On y trouvera probablement, les date et lieu de baptême
de notre père, avec ses deux noms et son prénom,
ainsi que les prénoms et lieux de baptêmes
de nos grands-parents.
- Ensuite, avec les données obtenues, il faut refaire
la même chose pour notre père, à partir
des données indiquées sur ses actes, puis
ainsi de suite avec son grand-père; petit à
petit, on peut ainsi remonter assez loin... avec le Registre
Civil jusqu'à environ 1871, puis avec les registres
paroissiaux, et avec un peu de chance, jusqu'au 16°
siècle.
Note du traducteur: cet article s'applique uniquement
à l'Espagne. Même si la démarche reste
similaire en France ou dans d'autres pays, l'histoire et
la législation font qu'en pratique, ces règles
ne sont pas totalement généralisables. Pour
illustrer ce propos, et en attendant un article qui détaillerait
les démarches en France, les actes de naissance et
mariages ne sont pas consultables avant 100 ans (50 ans
pour les actes de décès) sauf pour les descendants
directs des personnes concernées. L'apparition de
l'état civil date de la révolution française,
soit 1793. Enfin, l'utilisation du double nom (père-mère)

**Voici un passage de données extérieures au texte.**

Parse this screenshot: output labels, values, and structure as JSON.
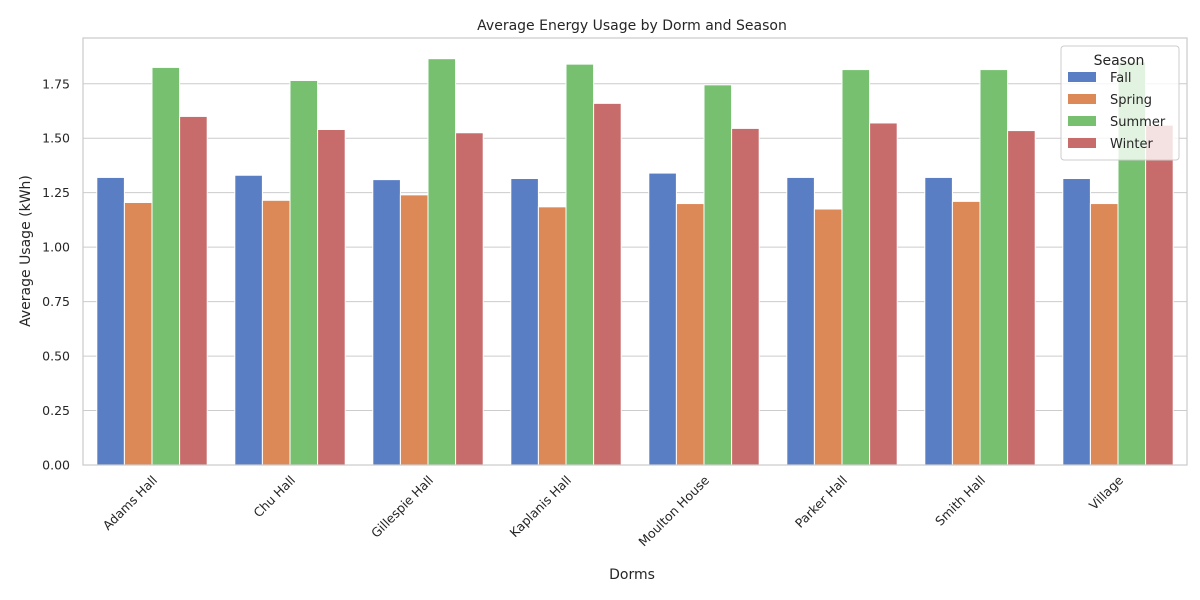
{
  "chart_data": {
    "type": "bar",
    "title": "Average Energy Usage by Dorm and Season",
    "xlabel": "Dorms",
    "ylabel": "Average Usage (kWh)",
    "ylim": [
      0,
      1.96
    ],
    "yticks": [
      "0.00",
      "0.25",
      "0.50",
      "0.75",
      "1.00",
      "1.25",
      "1.50",
      "1.75"
    ],
    "categories": [
      "Adams Hall",
      "Chu Hall",
      "Gillespie Hall",
      "Kaplanis Hall",
      "Moulton House",
      "Parker Hall",
      "Smith Hall",
      "Village"
    ],
    "legend_title": "Season",
    "legend_position": "top-right",
    "grid": "horizontal",
    "series": [
      {
        "name": "Fall",
        "color": "#5a7ec4",
        "values": [
          1.32,
          1.33,
          1.31,
          1.315,
          1.34,
          1.32,
          1.32,
          1.315
        ]
      },
      {
        "name": "Spring",
        "color": "#dd8857",
        "values": [
          1.205,
          1.215,
          1.24,
          1.185,
          1.2,
          1.175,
          1.21,
          1.2
        ]
      },
      {
        "name": "Summer",
        "color": "#76c06f",
        "values": [
          1.825,
          1.765,
          1.865,
          1.84,
          1.745,
          1.815,
          1.815,
          1.85
        ]
      },
      {
        "name": "Winter",
        "color": "#c86b6b",
        "values": [
          1.6,
          1.54,
          1.525,
          1.66,
          1.545,
          1.57,
          1.535,
          1.56
        ]
      }
    ]
  }
}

n'existe pas en France, les grands-parents n'apparaissent
pratiquement jamais sur les actes et il arrive fréquemment
sur les actes du 18° que les parents des futurs conjoints
ne soient même pas cités. Par contre, les registres
paroissiaux antérieurs à 1793 ont (a priori)
été remis par l'Eglise à l'Etat et
sont conservés par les mêmes administrations
que les registres civils : mairies et/ou Archives Départementales.